The Ramah case is particularly instructive for purposes of the issue before us. In Ramah, the Supreme Court ruled that federal law preempted the imposition of New Mexico's gross receipts tax on a non-Indian company constructing school facilities on a reservation. The Court cited comprehensive federal regulations governing the construction and financing of Indian school facilities. The Court wrote that the burden of the state tax, "although nominally falling on the non-Indian contractor, necessarily impedes the clearly expressed federal interest in promoting the 'quality and quantity' of educational opportunities for Indians by depleting the funds available for the construction of Indian schools." Ramah, 458 U.S. at 842.

Despite the absence in this case of "comprehensive regulations" governing the development and implementation of tribal educational policy, the same "clearly expressed federal interest" preempts the imposition of the state income tax and the resulting depletion of funds available for education. The quantity of regulation is not the appropriate measure of federal preemption. Rather, in this case, the absence of regulation reflects a clearly expressed federal policy.

Second, the Supreme Court's Indian law decisions do not require preemption of the specific activity taxed to support federal preemption. In Ramah, the majority opinion noted that the court must examine the totality *283of the federal scheme and not the specific target of the tax. Ramah, 458 U.S. at 841-42 n.5. The totality of the federal scheme governing tribal education preempts the tax in this case.

Finally, the majority describes as a "vital state interest" the assessment of income taxes in return for the governmental functions the state provides taxpayers living outside the reservation. The services the state provides to Anderson are similar to those New Mexico provided to the non-Indian taxpayers in Ramah. Although the Ramah decision does not discuss the off-reservation activities of the construction company, one must assume that planning and management activities, support staff functions, and the acquisition and storage of equipment for the construction project all occurred off the reservation in locations serviced by state government. In Ramah, the Supreme Court rejectéd New Mexico's attempt to justify its tax as compensation for state services benefiting these off-reservation activities: "The only arguably specific interest advanced by the State is that it provides services to [the school construction company] for its activities off the reservation. This interest, however, is not a legitimate justification for a tax whose ultimate burden falls on the tribal organization." Ramah, 458 U.S. at 843-44. Similarly, the state provides services that directly benefit Anderson, but the state's interest does not justify a tax which necessarily impedes the clearly expressed federal interest in promoting educational opportunities for the tribe by depleting the funds available for education.

Accordingly, I dissent.

I am authorized to state that Chief Justice Nathan S. HEFFERNAN joins this dissent.^

Philip P. Frickey, Congressional Intent, Practical Reasoning, and the Dynamic Nature of Federal Indian Law, 78 Cal. L. Rev. 1137, 1187, 1189 (1990). See also Charley Carpenter, Note, Preempting Indian Preemption: Cotton Petroleum Corp. v. New Mexico, 39 Cath. U. L. Rev. 639 (1990); Kristina Bogardus, Note, Court Picks New Test in Cotton Petroleum, 30 Nat. Resources J. 919 (1990).
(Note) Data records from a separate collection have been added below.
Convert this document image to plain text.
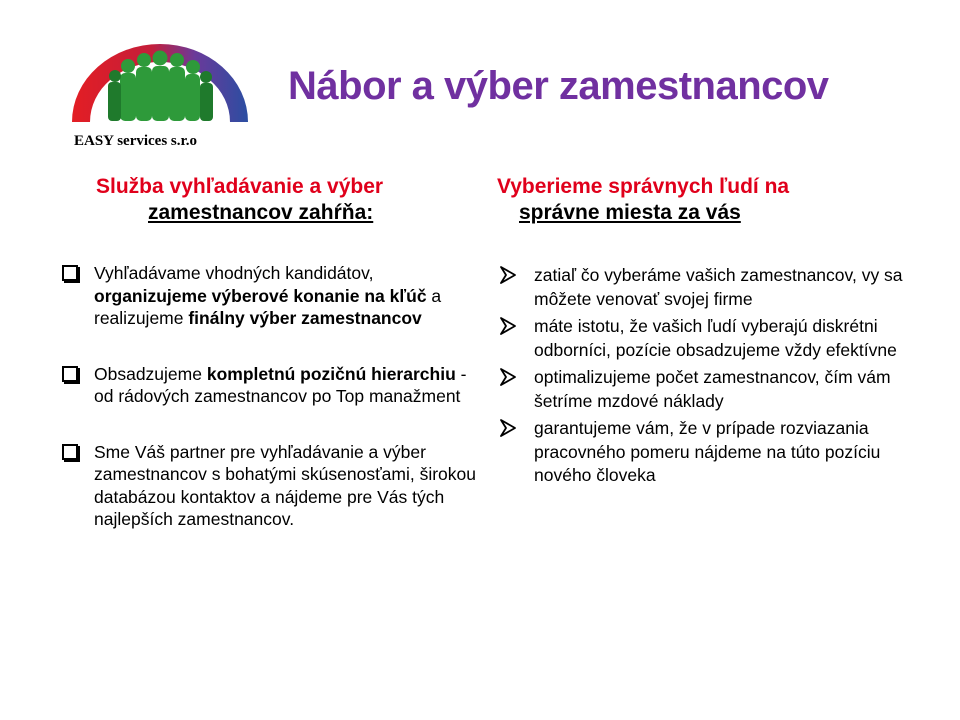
EASY services s.r.o
Nábor a výber zamestnancov
Služba vyhľadávanie a výber
zamestnancov zahŕňa:
Vyberieme správnych ľudí na
správne miesta za vás
Vyhľadávame vhodných kandidátov, organizujeme výberové konanie na kľúč a realizujeme finálny výber zamestnancov
Obsadzujeme kompletnú pozičnú hierarchiu - od rádových zamestnancov po Top manažment
Sme Váš partner pre vyhľadávanie a výber zamestnancov s bohatými skúsenosťami, širokou databázou kontaktov a nájdeme pre Vás tých najlepších zamestnancov.
zatiaľ čo vyberáme vašich zamestnancov, vy sa môžete venovať svojej firme
máte istotu, že vašich ľudí vyberajú diskrétni odborníci, pozície obsadzujeme vždy efektívne
optimalizujeme počet zamestnancov, čím vám šetríme mzdové náklady
garantujeme vám, že v prípade rozviazania pracovného pomeru nájdeme na túto pozíciu nového človeka
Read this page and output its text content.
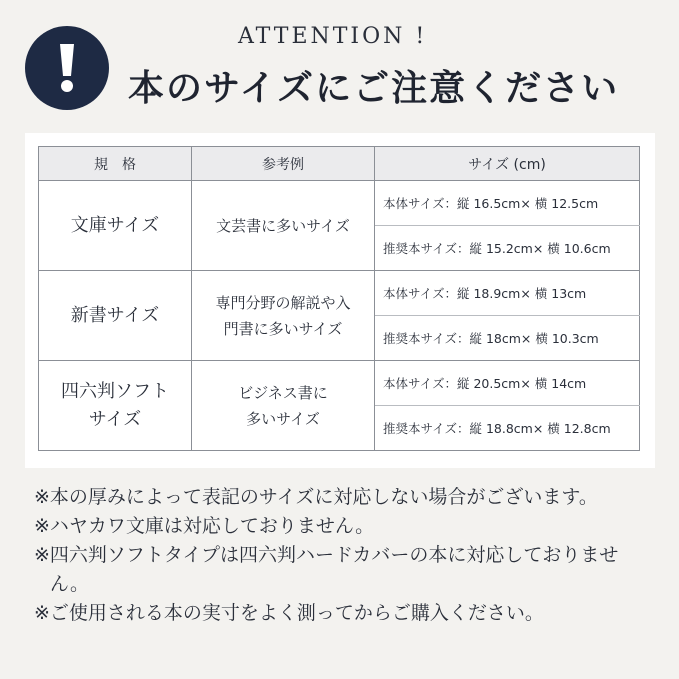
ATTENTION !
本のサイズにご注意ください
規　格	参考例	サイズ (cm)
文庫サイズ	文芸書に多いサイズ	本体サイズ：縦 16.5cm× 横 12.5cm
		推奨本サイズ：縦 15.2cm× 横 10.6cm
新書サイズ	専門分野の解説や入門書に多いサイズ	本体サイズ：縦 18.9cm× 横 13cm
		推奨本サイズ：縦 18cm× 横 10.3cm
四六判ソフトサイズ	ビジネス書に多いサイズ	本体サイズ：縦 20.5cm× 横 14cm
		推奨本サイズ：縦 18.8cm× 横 12.8cm
※ 本の厚みによって表記のサイズに対応しない場合がございます。
※ ハヤカワ文庫は対応しておりません。
※ 四六判ソフトタイプは四六判ハードカバーの本に対応しておりません。
※ ご使用される本の実寸をよく測ってからご購入ください。
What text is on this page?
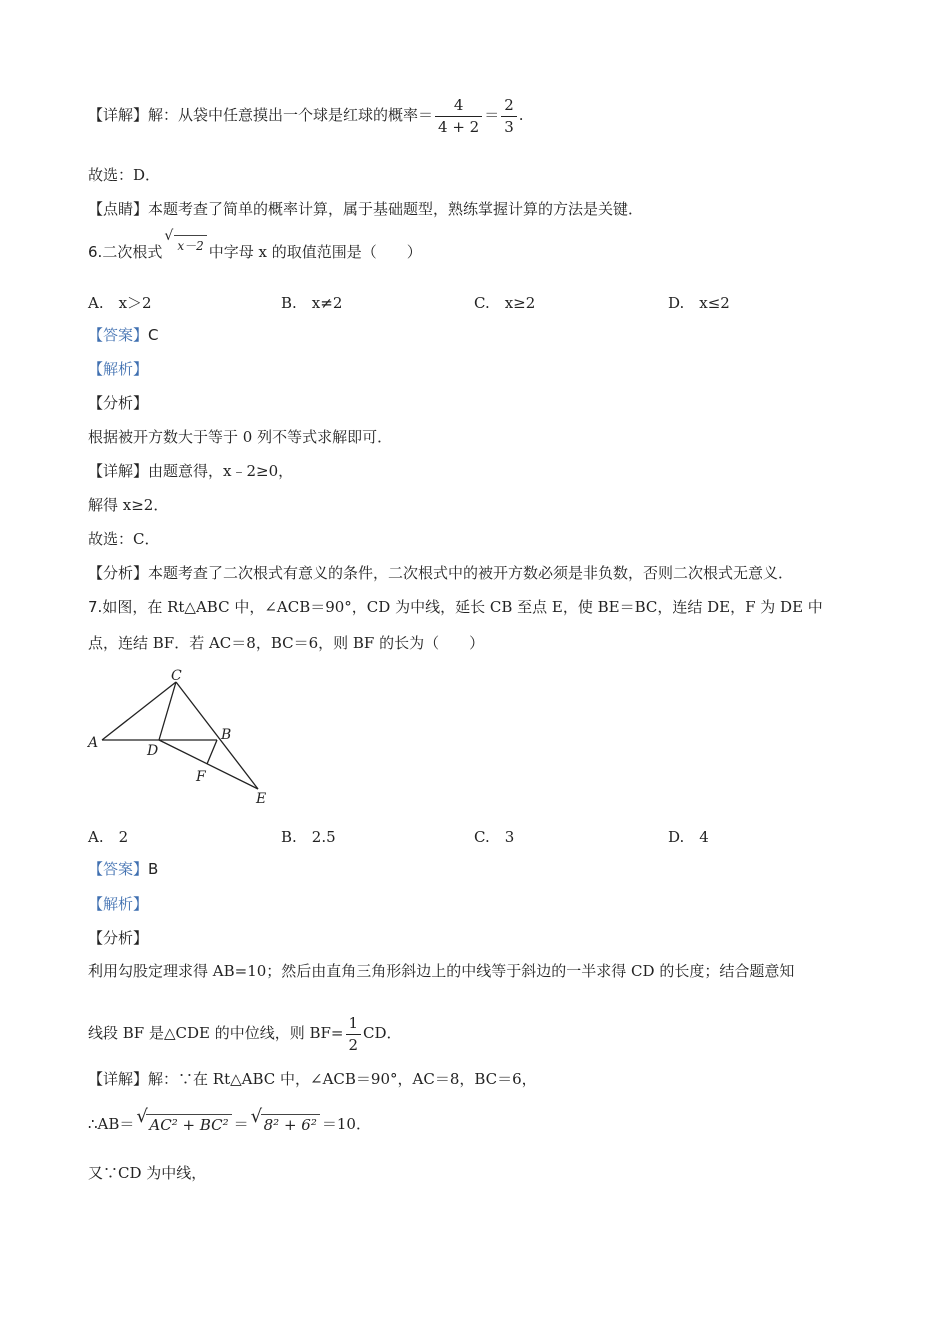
【详解】解：从袋中任意摸出一个球是红球的概率＝ $\frac{4}{4 + 2} = \frac{2}{3}$ .
故选：D．
【点睛】本题考查了简单的概率计算，属于基础题型，熟练掌握计算的方法是关键．
6.二次根式
√
x－2 中字母 x 的取值范围是（　　）
A.　x＞2	B.　x≠2	C.　x≥2	D.　x≤2
【答案】C
【解析】
【分析】
根据被开方数大于等于 0 列不等式求解即可．
【详解】由题意得，x﹣2≥0，
解得 x≥2．
故选：C．
【分析】本题考查了二次根式有意义的条件，二次根式中的被开方数必须是非负数，否则二次根式无意义．
7.如图，在 Rt△ABC 中，∠ACB＝90°，CD 为中线，延长 CB 至点 E，使 BE＝BC，连结 DE，F 为 DE 中
点，连结 BF．若 AC＝8，BC＝6，则 BF 的长为（　　）
C
A	B
D
F
E
A.　2	B.　2.5	C.　3	D.　4
【答案】B
【解析】
【分析】
利用勾股定理求得 AB=10；然后由直角三角形斜边上的中线等于斜边的一半求得 CD 的长度；结合题意知
线段 BF 是△CDE 的中位线，则 $BF= \frac{1}{2}$ CD．
【详解】解：∵在 Rt△ABC 中，∠ACB＝90°，AC＝8，BC＝6，
∴AB＝ √ AC² + BC² ＝ √ 8² + 6² ＝10．
又∵CD 为中线，
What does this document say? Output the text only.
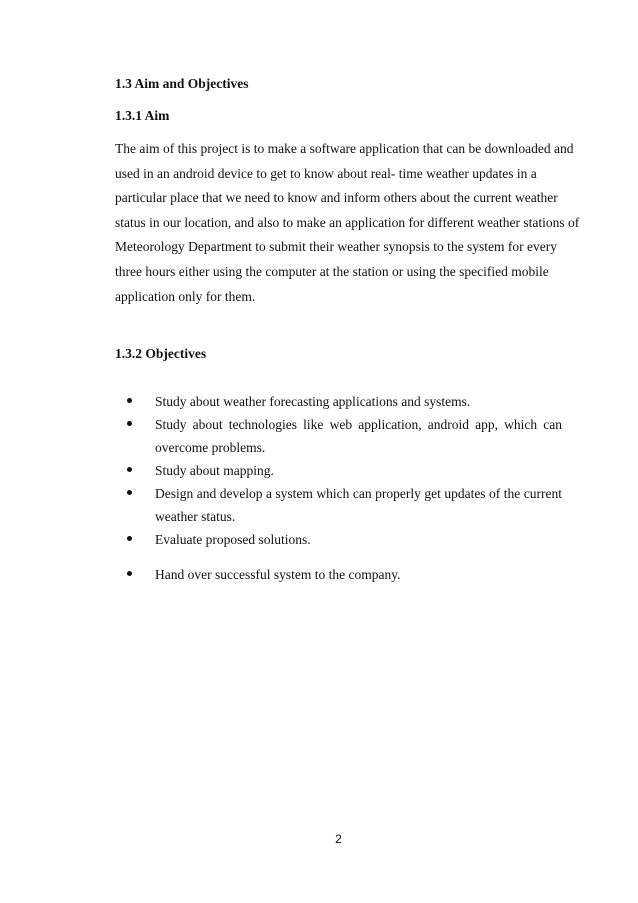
1.3 Aim and Objectives
1.3.1 Aim
The aim of this project is to make a software application that can be downloaded and
used in an android device to get to know about real- time weather updates in a
particular place that we need to know and inform others about the current weather
status in our location, and also to make an application for different weather stations of
Meteorology Department to submit their weather synopsis to the system for every
three hours either using the computer at the station or using the specified mobile
application only for them.
1.3.2 Objectives
Study about weather forecasting applications and systems.
Study about technologies like web application, android app, which can
overcome problems.
Study about mapping.
Design and develop a system which can properly get updates of the current
weather status.
Evaluate proposed solutions.
Hand over successful system to the company.
2
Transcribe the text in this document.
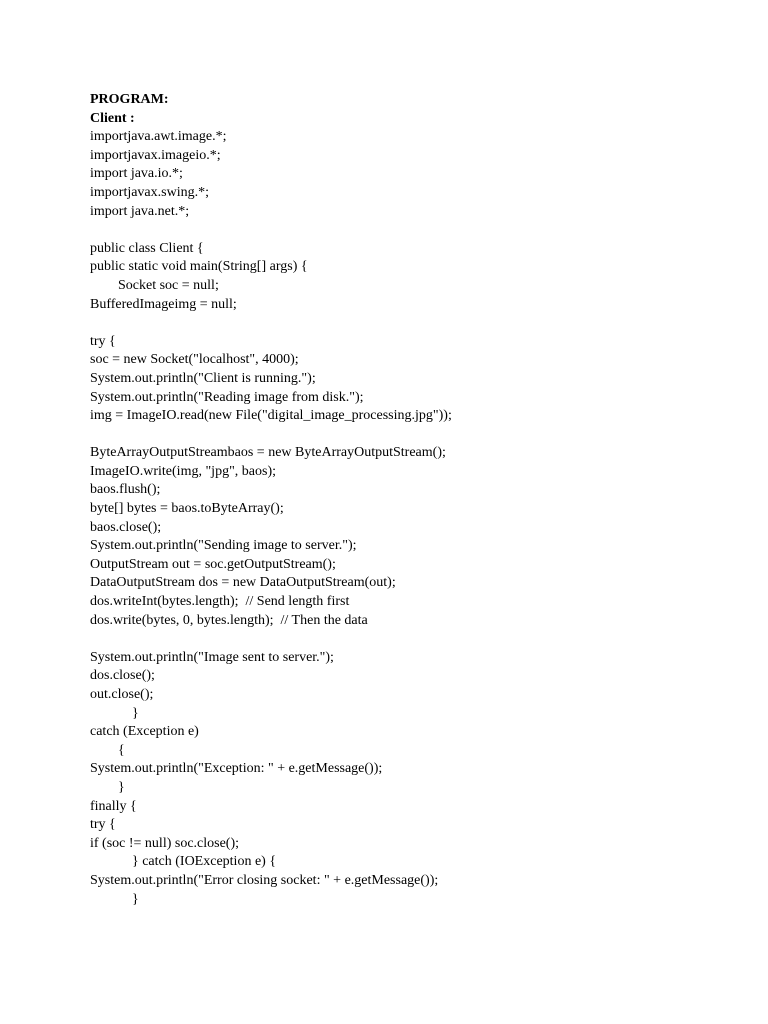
PROGRAM:
Client :
importjava.awt.image.*;
importjavax.imageio.*;
import java.io.*;
importjavax.swing.*;
import java.net.*;
public class Client {
public static void main(String[] args) {
Socket soc = null;
BufferedImageimg = null;
try {
soc = new Socket("localhost", 4000);
System.out.println("Client is running.");
System.out.println("Reading image from disk.");
img = ImageIO.read(new File("digital_image_processing.jpg"));
ByteArrayOutputStreambaos = new ByteArrayOutputStream();
ImageIO.write(img, "jpg", baos);
baos.flush();
byte[] bytes = baos.toByteArray();
baos.close();
System.out.println("Sending image to server.");
OutputStream out = soc.getOutputStream();
DataOutputStream dos = new DataOutputStream(out);
dos.writeInt(bytes.length);  // Send length first
dos.write(bytes, 0, bytes.length);  // Then the data
System.out.println("Image sent to server.");
dos.close();
out.close();
}
catch (Exception e)
{
System.out.println("Exception: " + e.getMessage());
}
finally {
try {
if (soc != null) soc.close();
} catch (IOException e) {
System.out.println("Error closing socket: " + e.getMessage());
}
See, e.g., 25 U.S.C. sec. 450a(c), in which Congress declared that "a major national goal of the United States is to provide the quantity and quality of educational services and opportunities which will permit Indian children to compete and excel in the life *279areas of their choice, and to achieve the measure of self-determination essential to their social and economic well-being."

One need only look to elementary economic principles to understand that the tribe will almost certainly bear all or some of the burden from the imposition of the state income tax. Wages paid to educators on the reservation will be equivalent to higher wages paid to educators off the reservation only if the reservation wage is exempt from state income tax.